Gene therapy, or the use of genetic material as medicines, is defined as “the introduction of genetic material (either DNA or RNA) into cells for a therapeutic purpose”.

Typically, the aim is to introduce a functional gene to selectively repair or replace an abnormal mutant gene or to selectively regulate the expression of a particular gene by knocking out its expression.

The concept of gene therapy was initially introduced in the 1970s, by researchers that proposed introducing exogenous DNA to repair defective DNA sequences in patients.

By the mid-1980s, gene therapy had been successfully tested in human cell models and by 1990 the first human trial of a gene therapy took place.

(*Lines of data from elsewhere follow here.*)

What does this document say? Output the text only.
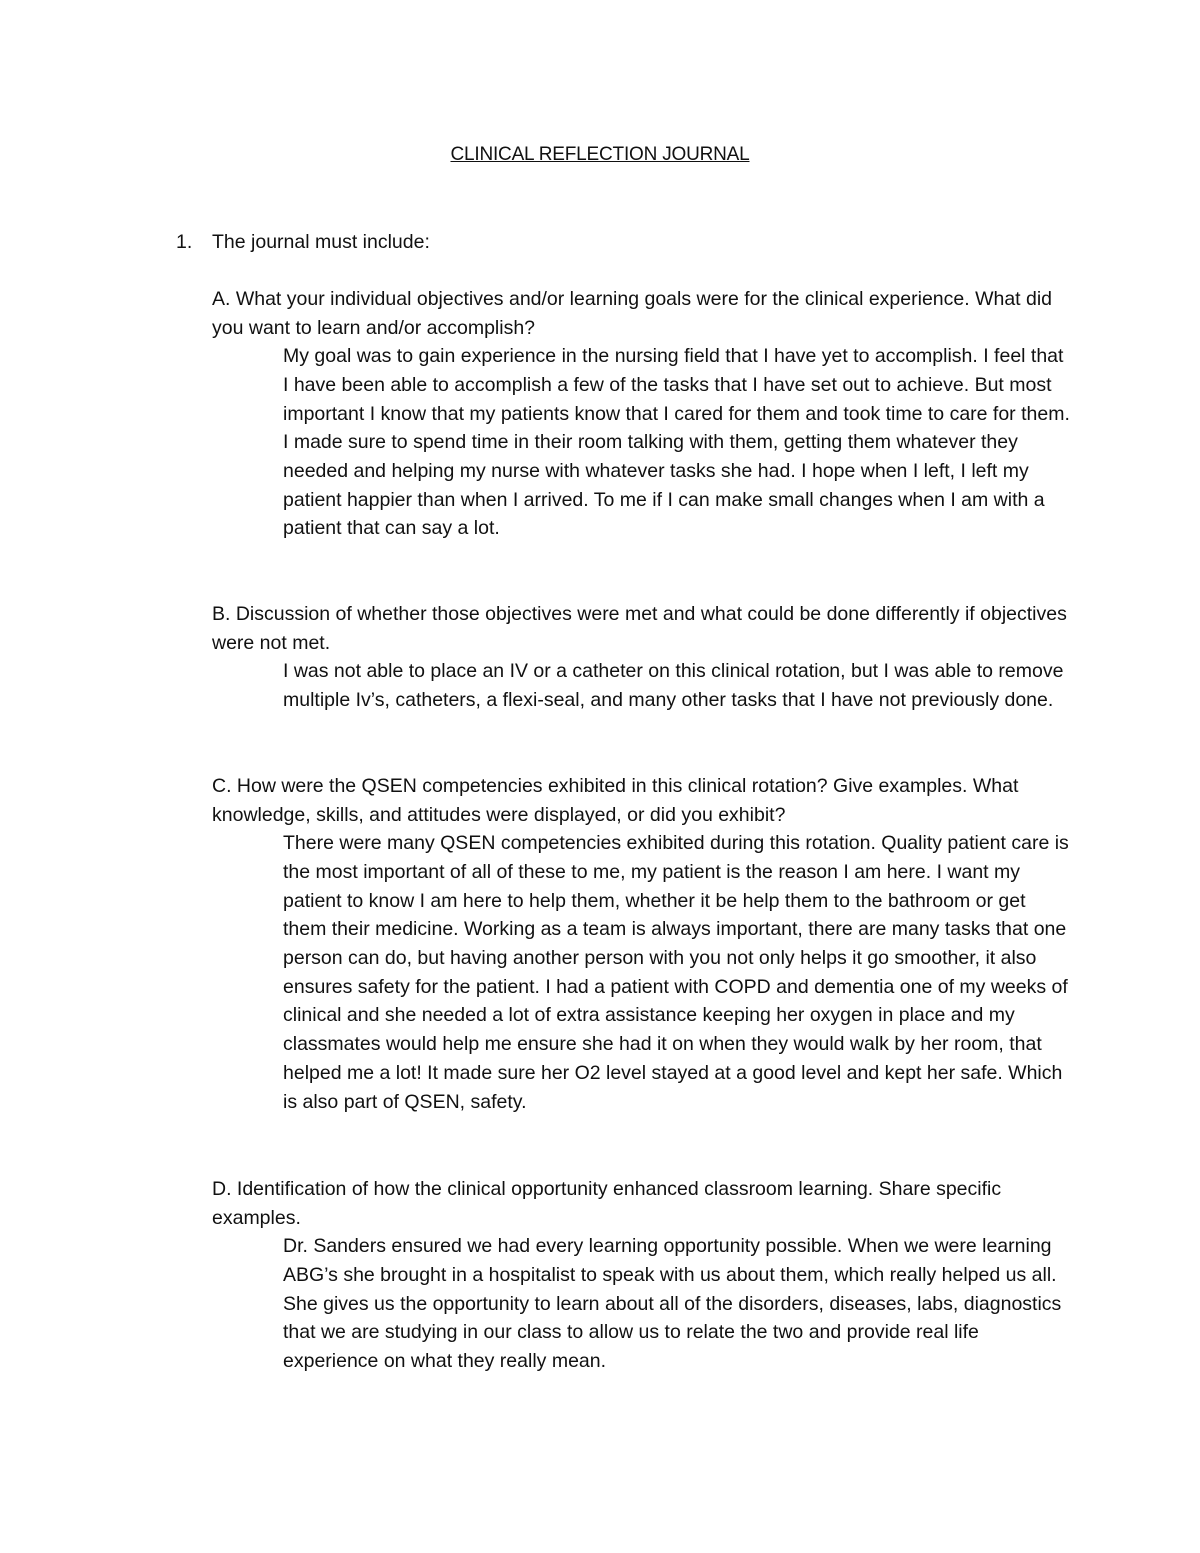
CLINICAL REFLECTION JOURNAL
1. The journal must include:

A. What your individual objectives and/or learning goals were for the clinical experience. What did you want to learn and/or accomplish?

My goal was to gain experience in the nursing field that I have yet to accomplish. I feel that I have been able to accomplish a few of the tasks that I have set out to achieve. But most important I know that my patients know that I cared for them and took time to care for them. I made sure to spend time in their room talking with them, getting them whatever they needed and helping my nurse with whatever tasks she had. I hope when I left, I left my patient happier than when I arrived. To me if I can make small changes when I am with a patient that can say a lot.

B. Discussion of whether those objectives were met and what could be done differently if objectives were not met.

I was not able to place an IV or a catheter on this clinical rotation, but I was able to remove multiple Iv’s, catheters, a flexi-seal, and many other tasks that I have not previously done.

C. How were the QSEN competencies exhibited in this clinical rotation? Give examples. What knowledge, skills, and attitudes were displayed, or did you exhibit?

There were many QSEN competencies exhibited during this rotation. Quality patient care is the most important of all of these to me, my patient is the reason I am here. I want my patient to know I am here to help them, whether it be help them to the bathroom or get them their medicine. Working as a team is always important, there are many tasks that one person can do, but having another person with you not only helps it go smoother, it also ensures safety for the patient. I had a patient with COPD and dementia one of my weeks of clinical and she needed a lot of extra assistance keeping her oxygen in place and my classmates would help me ensure she had it on when they would walk by her room, that helped me a lot! It made sure her O2 level stayed at a good level and kept her safe. Which is also part of QSEN, safety.

D. Identification of how the clinical opportunity enhanced classroom learning. Share specific examples.

Dr. Sanders ensured we had every learning opportunity possible. When we were learning ABG’s she brought in a hospitalist to speak with us about them, which really helped us all. She gives us the opportunity to learn about all of the disorders, diseases, labs, diagnostics that we are studying in our class to allow us to relate the two and provide real life experience on what they really mean.
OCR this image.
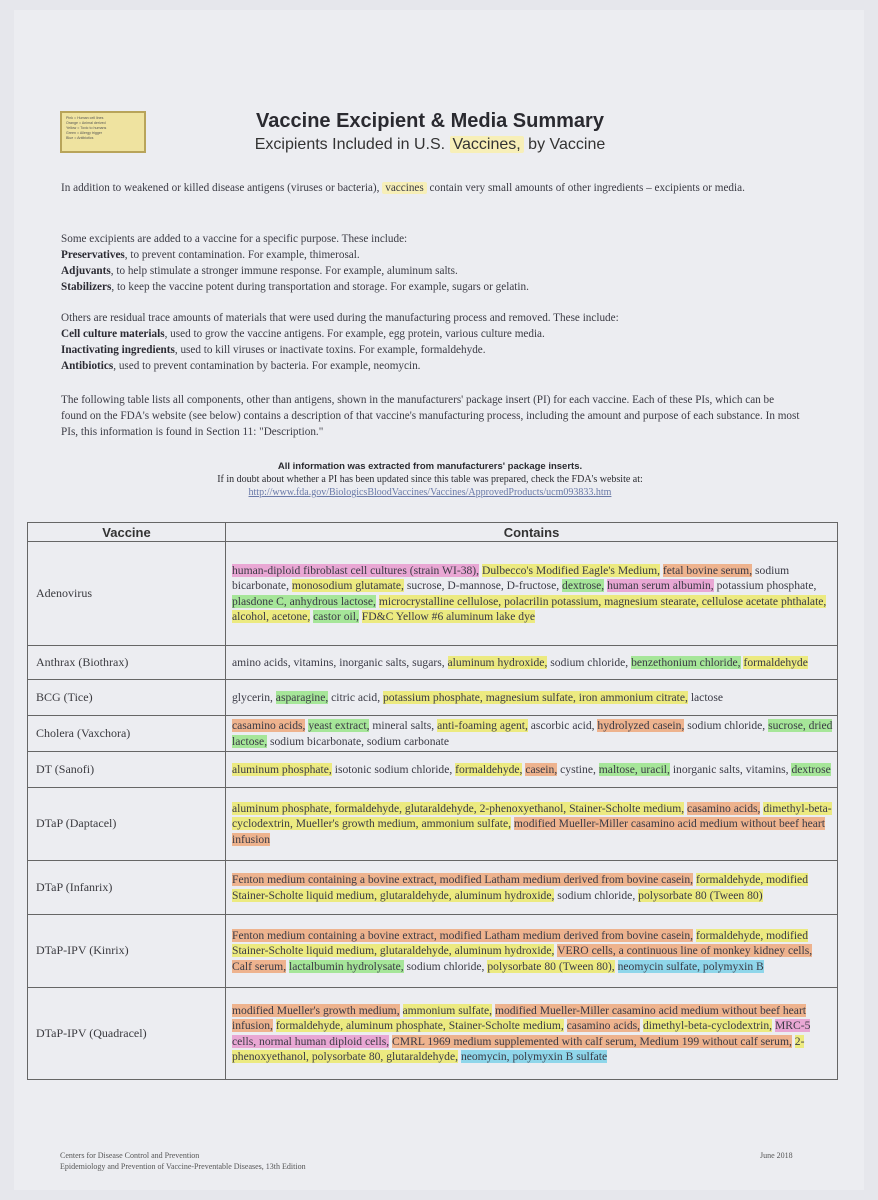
Pink = Human cell lines
Orange = Animal derived
Yellow = Toxic to humans
Green = Allergy trigger
Blue = Antibiotics
Vaccine Excipient & Media Summary
Excipients Included in U.S. Vaccines, by Vaccine
In addition to weakened or killed disease antigens (viruses or bacteria), vaccines contain very small amounts of other ingredients – excipients or media.
Some excipients are added to a vaccine for a specific purpose. These include:
Preservatives, to prevent contamination. For example, thimerosal.
Adjuvants, to help stimulate a stronger immune response. For example, aluminum salts.
Stabilizers, to keep the vaccine potent during transportation and storage. For example, sugars or gelatin.
Others are residual trace amounts of materials that were used during the manufacturing process and removed. These include:
Cell culture materials, used to grow the vaccine antigens. For example, egg protein, various culture media.
Inactivating ingredients, used to kill viruses or inactivate toxins. For example, formaldehyde.
Antibiotics, used to prevent contamination by bacteria. For example, neomycin.
The following table lists all components, other than antigens, shown in the manufacturers' package insert (PI) for each vaccine. Each of these PIs, which can be found on the FDA's website (see below) contains a description of that vaccine's manufacturing process, including the amount and purpose of each substance. In most PIs, this information is found in Section 11: "Description."
All information was extracted from manufacturers' package inserts.
If in doubt about whether a PI has been updated since this table was prepared, check the FDA's website at:
http://www.fda.gov/BiologicsBloodVaccines/Vaccines/ApprovedProducts/ucm093833.htm
Vaccine	Contains
Adenovirus	human-diploid fibroblast cell cultures (strain WI-38), Dulbecco's Modified Eagle's Medium, fetal bovine serum, sodium bicarbonate, monosodium glutamate, sucrose, D-mannose, D-fructose, dextrose, human serum albumin, potassium phosphate, plasdone C, anhydrous lactose, microcrystalline cellulose, polacrilin potassium, magnesium stearate, cellulose acetate phthalate, alcohol, acetone, castor oil, FD&C Yellow #6 aluminum lake dye
Anthrax (Biothrax)	amino acids, vitamins, inorganic salts, sugars, aluminum hydroxide, sodium chloride, benzethonium chloride, formaldehyde
BCG (Tice)	glycerin, asparagine, citric acid, potassium phosphate, magnesium sulfate, iron ammonium citrate, lactose
Cholera (Vaxchora)	casamino acids, yeast extract, mineral salts, anti-foaming agent, ascorbic acid, hydrolyzed casein, sodium chloride, sucrose, dried lactose, sodium bicarbonate, sodium carbonate
DT (Sanofi)	aluminum phosphate, isotonic sodium chloride, formaldehyde, casein, cystine, maltose, uracil, inorganic salts, vitamins, dextrose
DTaP (Daptacel)	aluminum phosphate, formaldehyde, glutaraldehyde, 2-phenoxyethanol, Stainer-Scholte medium, casamino acids, dimethyl-beta-cyclodextrin, Mueller's growth medium, ammonium sulfate, modified Mueller-Miller casamino acid medium without beef heart infusion
DTaP (Infanrix)	Fenton medium containing a bovine extract, modified Latham medium derived from bovine casein, formaldehyde, modified Stainer-Scholte liquid medium, glutaraldehyde, aluminum hydroxide, sodium chloride, polysorbate 80 (Tween 80)
DTaP-IPV (Kinrix)	Fenton medium containing a bovine extract, modified Latham medium derived from bovine casein, formaldehyde, modified Stainer-Scholte liquid medium, glutaraldehyde, aluminum hydroxide, VERO cells, a continuous line of monkey kidney cells, Calf serum, lactalbumin hydrolysate, sodium chloride, polysorbate 80 (Tween 80), neomycin sulfate, polymyxin B
DTaP-IPV (Quadracel)	modified Mueller's growth medium, ammonium sulfate, modified Mueller-Miller casamino acid medium without beef heart infusion, formaldehyde, aluminum phosphate, Stainer-Scholte medium, casamino acids, dimethyl-beta-cyclodextrin, MRC-5 cells, normal human diploid cells, CMRL 1969 medium supplemented with calf serum, Medium 199 without calf serum, 2-phenoxyethanol, polysorbate 80, glutaraldehyde, neomycin, polymyxin B sulfate
Centers for Disease Control and Prevention
Epidemiology and Prevention of Vaccine-Preventable Diseases, 13th Edition
June 2018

Marketing authorisations for gene therapies

The first gene therapy to receive approval was Glybera (alipogene tiparvovec), which was approved in Europe in 2012 by the EMA for lipoprotein lipase (LPL) deficiency.

The drug uses a viral vector that inserts the wild-type lipoprotein lipase (LPL)-encoding gene in patients for whom the gene is mutated, causing the protein it encodes to be non-functional.

Although some gene therapies including Glybera have performed poorly commercially, the pipeline remains strong with 985 gene therapies in active development, of which the majority are in the early drug development stages (Discovery, Preclinical and IND/CTA-filed).

The most common of these are gene silencing and gene insertion, which comprise 53% and 36% of the gene therapy pipeline respectively.

However, aptamers, splice modification therapies and microRNA-mimicking therapies are also represented, among others.

Oncology is the predominant therapy area for gene therapy developments due to its high prevalence and genetically driven pathophysiology.